Credit: Pat Morgan/Springer Nature Limited

Expression of androgen receptor splice variant 7 (AR-V7), a hormone-independent and constitutively active transcription factor, has been implicated in the emergence of castration-resistant prostate cancer (CRPC), but the precise genomic mechanisms are unclear. Using transcriptome and cistrome analyses, a new study reports that AR-V7 heterodimerizes with the full-length AR (AR-FL) to repress transcription of a growth-suppressive gene subset in preclinical models.

The investigators initially performed differential gene expression analysis of RNA sequencing data from the LNCaP95 and 22Rv1 CRPC cell lines (which both express AR-V7 and AR-FL) following knockdown of AR-FL or AR-V7 to functionally delineate the transcriptional roles of each isoform. Importantly, AR-V7 depletion led to a markedly higher number of upregulated than downregulated genes, whereas the proportion of downregulated to upregulated genes was only slightly higher following AR-FL silencing, suggesting that AR-V7 preferentially represses a gene subset. Despite sharing some canonical AR targets, substantial differences were noted between the AR-FL and AR-V7 transcriptomes, inferring that these isoforms have divergent transcriptional roles.

Chromatin immunoprecipitation followed by sequencing (ChIP–seq) was then performed in LNCaP95 cells to identify direct transcriptional targets of each isoform. Intriguingly, detailed cistrome analysis revealed a major overlap between AR-V7 and AR-FL binding sites, suggesting these isoforms co-occupy the same genomic loci. Indeed, sequential ChIP experiments at select target genes and FRET assays inferred that AR-V7 and AR-FL functionally interact. Further ChIP–seq experiments in LNCaP95 and 22Rv1 cells showed co-dependent binding of AR-FL and AR-V7 at androgen-response element (ARE)-containing chromatin sites with high levels of both isoforms. These results suggest that AR-FL and AR-V7 can modify their respective DNA-binding affinities through heterodimerization and co-localization.

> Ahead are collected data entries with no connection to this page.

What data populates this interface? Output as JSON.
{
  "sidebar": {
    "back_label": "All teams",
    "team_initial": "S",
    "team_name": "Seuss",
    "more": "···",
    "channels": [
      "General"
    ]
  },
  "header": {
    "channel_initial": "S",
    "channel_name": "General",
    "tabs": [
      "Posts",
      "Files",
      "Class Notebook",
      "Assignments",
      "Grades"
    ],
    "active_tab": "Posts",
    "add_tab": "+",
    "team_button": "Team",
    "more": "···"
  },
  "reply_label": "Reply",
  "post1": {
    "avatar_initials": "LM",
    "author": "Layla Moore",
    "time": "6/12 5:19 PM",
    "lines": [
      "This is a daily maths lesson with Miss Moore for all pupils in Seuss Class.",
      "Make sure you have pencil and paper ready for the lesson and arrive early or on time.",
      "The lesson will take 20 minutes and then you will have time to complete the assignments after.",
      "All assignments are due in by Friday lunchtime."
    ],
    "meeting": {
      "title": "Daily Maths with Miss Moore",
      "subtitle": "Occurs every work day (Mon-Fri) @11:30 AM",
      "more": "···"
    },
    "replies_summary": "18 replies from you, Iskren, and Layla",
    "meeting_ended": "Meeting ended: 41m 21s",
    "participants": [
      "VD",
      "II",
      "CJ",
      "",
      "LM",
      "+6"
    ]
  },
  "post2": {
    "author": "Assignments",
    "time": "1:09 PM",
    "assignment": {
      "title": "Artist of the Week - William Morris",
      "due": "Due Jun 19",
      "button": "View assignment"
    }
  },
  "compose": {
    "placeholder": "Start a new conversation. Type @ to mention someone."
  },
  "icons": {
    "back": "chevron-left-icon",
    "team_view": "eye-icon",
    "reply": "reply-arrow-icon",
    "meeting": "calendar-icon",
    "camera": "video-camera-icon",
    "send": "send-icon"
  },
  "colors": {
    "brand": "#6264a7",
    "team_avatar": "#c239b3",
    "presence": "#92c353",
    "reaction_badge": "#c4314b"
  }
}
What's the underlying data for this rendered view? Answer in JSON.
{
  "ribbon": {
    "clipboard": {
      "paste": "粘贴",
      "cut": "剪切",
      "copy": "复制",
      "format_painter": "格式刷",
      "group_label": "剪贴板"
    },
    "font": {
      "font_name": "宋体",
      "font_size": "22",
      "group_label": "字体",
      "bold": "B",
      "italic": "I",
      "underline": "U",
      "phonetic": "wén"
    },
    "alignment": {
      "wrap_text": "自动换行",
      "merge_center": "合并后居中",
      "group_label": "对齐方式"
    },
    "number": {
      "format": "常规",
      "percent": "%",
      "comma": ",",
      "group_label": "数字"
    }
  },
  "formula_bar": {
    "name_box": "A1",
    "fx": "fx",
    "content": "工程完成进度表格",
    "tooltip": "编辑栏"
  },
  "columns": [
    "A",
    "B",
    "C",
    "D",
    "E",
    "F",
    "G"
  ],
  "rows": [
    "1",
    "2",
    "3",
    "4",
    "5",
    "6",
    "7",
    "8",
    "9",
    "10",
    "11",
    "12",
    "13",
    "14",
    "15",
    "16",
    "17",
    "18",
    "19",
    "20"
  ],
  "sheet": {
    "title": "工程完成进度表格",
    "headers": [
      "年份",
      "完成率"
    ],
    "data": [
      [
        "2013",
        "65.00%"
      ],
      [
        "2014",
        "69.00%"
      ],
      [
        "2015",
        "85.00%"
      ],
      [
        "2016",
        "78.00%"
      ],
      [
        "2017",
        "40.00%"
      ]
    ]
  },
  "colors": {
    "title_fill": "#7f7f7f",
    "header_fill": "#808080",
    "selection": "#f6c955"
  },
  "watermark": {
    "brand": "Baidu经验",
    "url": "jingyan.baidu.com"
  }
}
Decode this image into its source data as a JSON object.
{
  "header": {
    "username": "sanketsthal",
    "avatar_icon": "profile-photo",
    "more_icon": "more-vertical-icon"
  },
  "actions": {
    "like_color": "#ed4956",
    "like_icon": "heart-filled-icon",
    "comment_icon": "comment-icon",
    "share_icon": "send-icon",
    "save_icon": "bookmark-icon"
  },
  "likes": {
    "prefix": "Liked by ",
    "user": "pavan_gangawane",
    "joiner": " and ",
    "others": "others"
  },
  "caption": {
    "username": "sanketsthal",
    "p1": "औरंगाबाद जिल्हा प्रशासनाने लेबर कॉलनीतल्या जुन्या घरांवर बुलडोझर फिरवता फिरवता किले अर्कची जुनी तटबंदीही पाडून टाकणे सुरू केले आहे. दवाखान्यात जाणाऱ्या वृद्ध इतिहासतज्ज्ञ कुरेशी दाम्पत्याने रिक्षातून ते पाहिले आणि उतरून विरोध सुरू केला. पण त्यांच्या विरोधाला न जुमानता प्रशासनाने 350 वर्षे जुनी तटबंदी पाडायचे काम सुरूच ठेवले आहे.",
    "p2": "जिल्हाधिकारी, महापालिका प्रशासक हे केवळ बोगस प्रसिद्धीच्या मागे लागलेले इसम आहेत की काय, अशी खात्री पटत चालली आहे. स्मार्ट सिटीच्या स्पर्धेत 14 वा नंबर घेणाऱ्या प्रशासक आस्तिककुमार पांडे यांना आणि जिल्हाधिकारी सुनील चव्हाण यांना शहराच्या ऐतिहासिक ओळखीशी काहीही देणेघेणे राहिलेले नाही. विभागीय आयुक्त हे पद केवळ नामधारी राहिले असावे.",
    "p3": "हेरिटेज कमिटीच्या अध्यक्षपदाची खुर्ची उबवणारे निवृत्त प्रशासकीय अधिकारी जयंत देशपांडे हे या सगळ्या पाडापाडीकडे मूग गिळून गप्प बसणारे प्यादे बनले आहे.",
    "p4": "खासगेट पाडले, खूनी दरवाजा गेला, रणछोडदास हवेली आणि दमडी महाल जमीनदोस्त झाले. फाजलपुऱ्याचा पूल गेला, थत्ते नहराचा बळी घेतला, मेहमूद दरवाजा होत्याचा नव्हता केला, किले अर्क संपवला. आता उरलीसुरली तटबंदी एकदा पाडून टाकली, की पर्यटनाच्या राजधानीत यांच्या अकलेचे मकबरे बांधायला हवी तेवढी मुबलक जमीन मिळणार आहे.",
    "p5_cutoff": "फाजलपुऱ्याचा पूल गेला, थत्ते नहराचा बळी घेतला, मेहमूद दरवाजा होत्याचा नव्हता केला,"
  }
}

As AR-FL and AR-V7 bind co-dependently to chromatin, despite having divergent transcriptional effects, Cato et al. hypothesized that other factors contribute to their divergent functionality. Affinities of the AR isoforms for co-regulator peptides were measured using a peptide-binding assay employing a pan-AR antibody. Results showed that knockdown of AR-FL, but not AR-V7, abrogated most AR–co-regulator binding interactions and increased AR binding to several co-repressors, notably nuclear receptor corepressor 1 (NCOR1) and NCOR2. Subsequent co-immunoprecipitation experiments revealed increased binding of AR-V7 to NCOR1 and NCOR2 upon AR-FL depletion, suggesting that the repressive function of AR-V7 is facilitated by the preferential interaction with NCOR family transcriptional corepressors. As NCOR1 and NCOR2 control histone deacetylase recruitment and, therefore, negatively regulate histone H3K27 acetylation (H3K27ac; an epigenetic mark of active transcription), ChIP–seq was used to measure H3K27ac levels following knockdown of AR-V7 or AR-FL. These experiments indicated that AR-V7-mediated transcriptional repression is a consequence of NCOR corepressor-mediated negative regulation of H3K27ac at a subset of AR binding sites.

Finally, the clinical relevance of these findings was evaluated. Gene-set enrichment (GSEA)-based comparisons between AR-V7 and AR-FL gene signatures (which included activated and repressed genes in response to isoform knockdown in LNCaP95 cells) were conducted and gene expression data from CRPC biopsy tissues analysed. These investigations showed that both AR-FL-dependent gene activation and AR-V7-dependent gene repression are key features of CRPC tumours. A subsequent genome-wide CRISPR knockout screen of 57 highly enriched genes from the GSEA identified four AR-V7-repressed genes — SLC30A7, B4GALT1, HIF1A and SNX14 — that had a negative effect on LNCaP95 proliferation. Low expression of these four genes was positively correlated with recurrence, metastasis and disease-specific mortality in two patient cohorts.

AR-V7 heterodimerizes with the full-length AR … to repress transcription of a growth-suppressive gene subset

“These data clearly define the importance of targeting AR-V7, either through inhibition of post-transcriptional splicing or protein degradation,” concludes investigator Stephen Plymate.